Das Jerusalem Quartet spielte Mozart, aber auch Janáček perfekt. Elisabeth Leonskaja nahm sich mit ihm bei Schumann Zeit für Rede und Gegenrede.
Großen Jubel gab es im Mozartsaal für das Jerusalem Quartet, das eines der führenden Quartett-Ensembles unserer Tage ist – und diesmal hellhörige Wiener Kammermusikfreunde überrascht haben dürfte.
Da ist einmal die unglaublich homogene Spielweise der vier. Ein Werk wie Mozarts G-Dur-Quartett (KV 378) aus der Reihe der Haydn-Quartette erklingt bei ihnen wie aus einem Guss, als ob sie am Beginn des Stirnsatzes mit einer Phrase anhöben, um diese nahtlos bis zum letzten Takt des Finales zu führen.
Derart weich ausbalancierte, in sich aber höchst lebendig modellierte Bögen können nicht viele Ensembles spannen. Hinzu kommt ein Perfektionsgrad in der Intonation, der freilich jede kleinste Trübung zum Nadelstich werden lässt. Im Licht der höchsten Klarheit wirft jeder minimal aus der Reihe tanzende Grashalm düstere Schatten.
Dann fragt sich, ob es so etwas wie eine instrumentale Gesanglichkeit geben kann. Mozart schreibt über sein Andante ausdrücklich „cantabile“ – und man fragt sich angesichts der makellosen Phrasen der Jerusalemer, ob sie je einen Ausflug in eine Oper gemacht haben, um Sängern zu lauschen, wie sie Mozart-Rezitative aus der Wortbedeutung heraus gestalten. Am Beginn der Durchführung im ersten Satz von KV 378 gibt es schon einen Moment, in dem ein solches „Rezitativ“ den zuvor brillant ungebremsten Ideenfluss zu bremsen scheint.

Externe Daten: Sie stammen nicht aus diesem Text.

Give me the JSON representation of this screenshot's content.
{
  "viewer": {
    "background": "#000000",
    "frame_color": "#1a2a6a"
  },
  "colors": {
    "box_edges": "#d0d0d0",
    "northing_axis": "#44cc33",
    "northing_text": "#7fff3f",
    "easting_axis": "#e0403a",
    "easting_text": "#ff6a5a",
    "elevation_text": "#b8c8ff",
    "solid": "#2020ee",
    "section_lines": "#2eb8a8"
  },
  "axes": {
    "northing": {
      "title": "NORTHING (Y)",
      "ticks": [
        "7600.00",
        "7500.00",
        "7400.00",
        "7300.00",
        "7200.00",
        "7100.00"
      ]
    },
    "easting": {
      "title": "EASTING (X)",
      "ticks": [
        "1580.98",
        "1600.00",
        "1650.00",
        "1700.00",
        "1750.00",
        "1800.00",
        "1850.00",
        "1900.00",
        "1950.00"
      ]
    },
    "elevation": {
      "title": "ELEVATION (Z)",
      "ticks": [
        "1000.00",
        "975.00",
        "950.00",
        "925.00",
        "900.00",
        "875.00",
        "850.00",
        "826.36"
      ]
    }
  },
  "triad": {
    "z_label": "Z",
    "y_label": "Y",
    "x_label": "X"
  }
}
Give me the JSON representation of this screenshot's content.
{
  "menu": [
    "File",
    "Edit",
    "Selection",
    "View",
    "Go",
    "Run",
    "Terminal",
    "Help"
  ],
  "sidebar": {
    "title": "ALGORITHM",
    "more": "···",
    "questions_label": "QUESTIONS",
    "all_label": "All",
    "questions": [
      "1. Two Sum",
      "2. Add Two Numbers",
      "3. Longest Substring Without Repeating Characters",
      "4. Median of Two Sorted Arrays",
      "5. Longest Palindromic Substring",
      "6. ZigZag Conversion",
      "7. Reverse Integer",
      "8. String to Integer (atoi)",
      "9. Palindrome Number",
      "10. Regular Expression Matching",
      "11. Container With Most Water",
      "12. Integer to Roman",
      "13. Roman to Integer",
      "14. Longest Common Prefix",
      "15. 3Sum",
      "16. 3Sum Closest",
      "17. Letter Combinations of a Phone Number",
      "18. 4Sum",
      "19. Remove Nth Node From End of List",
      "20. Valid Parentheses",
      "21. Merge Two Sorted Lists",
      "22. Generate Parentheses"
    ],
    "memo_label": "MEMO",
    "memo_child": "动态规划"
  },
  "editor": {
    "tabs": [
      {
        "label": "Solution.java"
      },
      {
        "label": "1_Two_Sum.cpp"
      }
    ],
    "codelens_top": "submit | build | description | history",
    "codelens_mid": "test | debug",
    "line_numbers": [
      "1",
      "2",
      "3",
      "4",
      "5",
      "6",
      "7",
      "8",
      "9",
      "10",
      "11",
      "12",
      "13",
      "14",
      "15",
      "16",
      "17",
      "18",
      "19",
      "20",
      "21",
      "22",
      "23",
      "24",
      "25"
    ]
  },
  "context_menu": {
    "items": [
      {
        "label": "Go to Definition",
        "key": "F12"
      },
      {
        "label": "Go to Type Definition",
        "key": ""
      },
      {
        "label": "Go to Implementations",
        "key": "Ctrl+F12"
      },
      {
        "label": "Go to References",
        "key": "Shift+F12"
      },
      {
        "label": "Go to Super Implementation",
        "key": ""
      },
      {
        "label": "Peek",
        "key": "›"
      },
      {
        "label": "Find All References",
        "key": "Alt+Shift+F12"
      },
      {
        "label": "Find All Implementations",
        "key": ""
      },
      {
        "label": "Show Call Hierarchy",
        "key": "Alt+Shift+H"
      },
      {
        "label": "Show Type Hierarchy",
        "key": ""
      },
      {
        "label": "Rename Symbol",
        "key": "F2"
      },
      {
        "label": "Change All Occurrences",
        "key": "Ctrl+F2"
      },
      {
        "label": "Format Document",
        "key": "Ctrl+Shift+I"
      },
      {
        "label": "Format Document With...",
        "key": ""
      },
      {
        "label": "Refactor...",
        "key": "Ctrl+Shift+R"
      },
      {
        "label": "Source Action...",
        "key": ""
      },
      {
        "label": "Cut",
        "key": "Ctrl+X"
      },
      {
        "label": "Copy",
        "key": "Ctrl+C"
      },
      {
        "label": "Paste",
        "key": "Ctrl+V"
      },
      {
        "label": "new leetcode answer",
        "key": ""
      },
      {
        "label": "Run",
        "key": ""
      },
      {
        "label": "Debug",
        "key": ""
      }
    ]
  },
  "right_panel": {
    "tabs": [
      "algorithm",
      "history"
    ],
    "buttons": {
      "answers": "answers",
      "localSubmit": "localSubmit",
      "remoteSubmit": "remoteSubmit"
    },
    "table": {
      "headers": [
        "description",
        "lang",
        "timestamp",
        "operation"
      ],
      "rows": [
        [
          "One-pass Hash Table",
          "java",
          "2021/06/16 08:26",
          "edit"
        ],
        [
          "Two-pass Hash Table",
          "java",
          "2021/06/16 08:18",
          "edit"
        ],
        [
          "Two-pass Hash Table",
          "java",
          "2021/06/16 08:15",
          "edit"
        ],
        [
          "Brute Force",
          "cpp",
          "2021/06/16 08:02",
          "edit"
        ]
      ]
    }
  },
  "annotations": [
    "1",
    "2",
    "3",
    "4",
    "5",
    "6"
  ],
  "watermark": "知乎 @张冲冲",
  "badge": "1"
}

Virtuose Geiger, ruhiges Klavier
Dieser Moment hat bei den vieren gar nichts Dramatisches. Er scheint sich ganz mathematisch klar aus der Umsetzung der instrumentalen Vorgaben zu ergeben. Interessanterweise nimmt sich auch ein aufwühlendes Werk wie Janáčeks Zweites Streichquartett im bis in die höchsten Lagen der Primgeige perfekten Spiel des Jerusalem Quartets eher als virtuoses Spiel mit kühnen thematischen Verknüpfungen aus als wie eine persönlich bewegende Rezitation „Intimer Briefe“, von der Janáčeks Untertitel kündet.
Nach der Pause aber Elisabeth Leonskaja und eine vom ersten Takt des Schumann-Klavierquintetts an völlig umgewertete Herangehensweise an den Notentext: Bei Passagen, die von den vier Streichern nach den Erfahrungen im ersten Konzertteil gewiss in einem großen Atemzug abgewickelt worden wären, nimmt sich die Pianistin Zeit, um Rede und Gegenrede ruhevoll abzuwägen. Zwei Welten prallten da aufeinander – derlei Konfrontationen zählen nicht zum Schlechtesten, das die Kunstwelt zu bieten hat: Musiker wie Hörer beginnen dann vielleicht übers Musizieren und übers Zuhören nachzudenken; und wie relativ manchmal alles sein kann, Präzision, Zusammenspiel – Musiker wussten das ja bekanntlich lang vor Albert Einstein...
Als Zuwaag' gab's dann nach lautem Applaus noch die Dumka aus Antonín Dvořáks Klavierquintett; da geht jedem Konzertbesucher ja spätestens beim Eintritt des Seitenthemas das Herz auf; gleich wie genau die Dinge vermessen worden sein mögen.